Hoarders

And they wonder why we despise them:

WASHINGTON — The job market is stagnant and the GOP has the federal government tied up in knots, so the country’s short-term economic future is in the hands of America’s titans of industry and finance.


But despite having an unprecedented amount of cash on hand with which to create jobs — more than $3 trillion, nearly four times as much as the 2009 stimulus bill — the corporations aren’t spending and the banks aren’t lending.


“They’ve been making money, and they haven’t been spending it. So it sits there,” said Jared Bernstein, a former economic adviser to President Barack Obama now at the non-partisan Center on Budget and Policy Priorities. “The economy has been growing since the second half of 2009, and the vast majority of households have seen very little of that. It’s got to be going somewhere.”


Think of it as corporate austerity.


“In a more normal economic recession, you would expect business reinvesting to grow,” said Brandon Rees, deputy director of the office of investment at the AFL-CIO, the labor union federation. But instead, “that money just keeps piling up,” he said. “The CEOs just can’t figure out what to do with it all.”
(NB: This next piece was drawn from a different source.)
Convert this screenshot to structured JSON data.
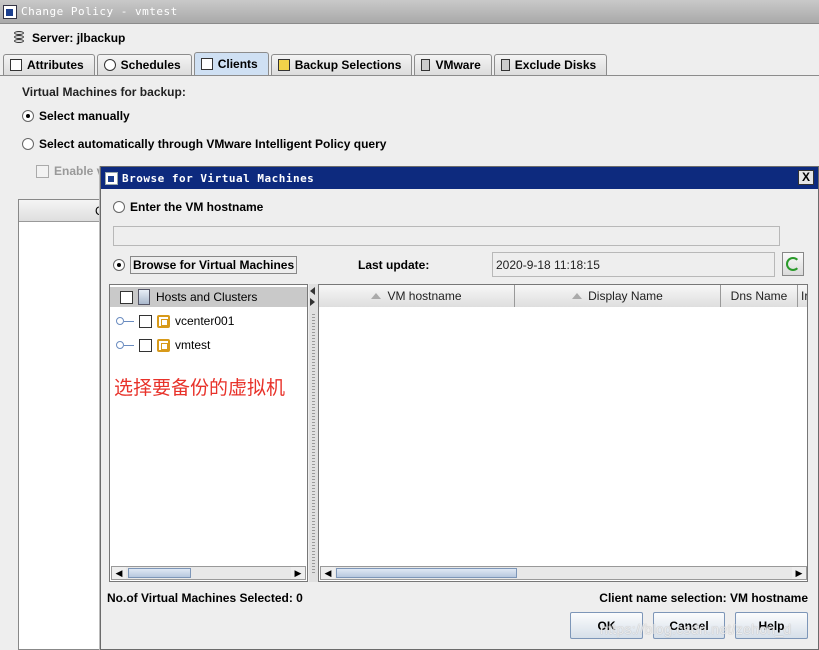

The latest report from the Federal Reserve shows that big banks’ cash reserves peaked in the third quarter of 2011, but are still near their all-time high at just under $1.6 trillion — an astonishing 80 times the $20 billion they held in reserve in 2007 (Table L108, line 28).


Large non-financial institutions’ reserves are also near their all-time highs — more than $1.7 trillion (Table L102, line 41) — although that figure is a bit misleading as many of them also have massive short-term debt.
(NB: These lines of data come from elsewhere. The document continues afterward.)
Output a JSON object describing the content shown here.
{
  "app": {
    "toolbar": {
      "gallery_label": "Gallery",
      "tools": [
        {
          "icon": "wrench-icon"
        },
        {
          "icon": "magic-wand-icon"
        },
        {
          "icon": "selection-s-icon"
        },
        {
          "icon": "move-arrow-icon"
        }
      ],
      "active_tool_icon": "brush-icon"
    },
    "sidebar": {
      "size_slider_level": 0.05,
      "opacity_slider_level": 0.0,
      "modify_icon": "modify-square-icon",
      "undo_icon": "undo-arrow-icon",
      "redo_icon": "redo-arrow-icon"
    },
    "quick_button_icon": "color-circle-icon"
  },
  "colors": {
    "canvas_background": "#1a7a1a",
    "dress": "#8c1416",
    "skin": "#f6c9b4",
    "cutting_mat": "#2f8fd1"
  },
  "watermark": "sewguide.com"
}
All that parked money translates directly to lost growth and missing jobs, said Robert Pollin, co-director of the Political Economy Research Institute at the University of Massachusetts Amherst. A recent study by Pollin’s institute found that if America’s largest banks and non-financial companies moved just some of that cash into productive investments instead, that would give the economy a huge boost, creating about 19 million jobs in the next three years and lowering the unemployment rate to under 5 percent.


So why are the big companies and big banks hoarding instead of investing? The most popular theory among economists is that in this lethargic economy, with little sign of growing demand, the corporate bigwigs just don’t see the opportunities for profit.


“If you’re looking to invest right now, you’d be looking at a consumer base that’s super-strapped,” said Heather Boushey, senior economist with the Center for American Progress, a pro-Democrat think tank. “I don’t think there’s a very good sense out there that you’re going to see some sort of consumer boom in the absence of any policy action,” she said. And by policy action, she meant some sort of government stimulus of the type Republicans have vowed to block.

2 thoughts on “Hoarders

  1. I’ve said it before and I’ll say it again: a requirement for productive lending could have been made a condition of all that bailout and stimulus money. But nooooo.

  2. What does “productive lending” have to do with anything? What exacly is productive lending as you define it? How about this? The reason corporations are sitting on $3 trillion dollars is to destroy the economy with high unemployment to get Obama defeated in November. And that’s the only reason. Obstructionist Republican Capitalists.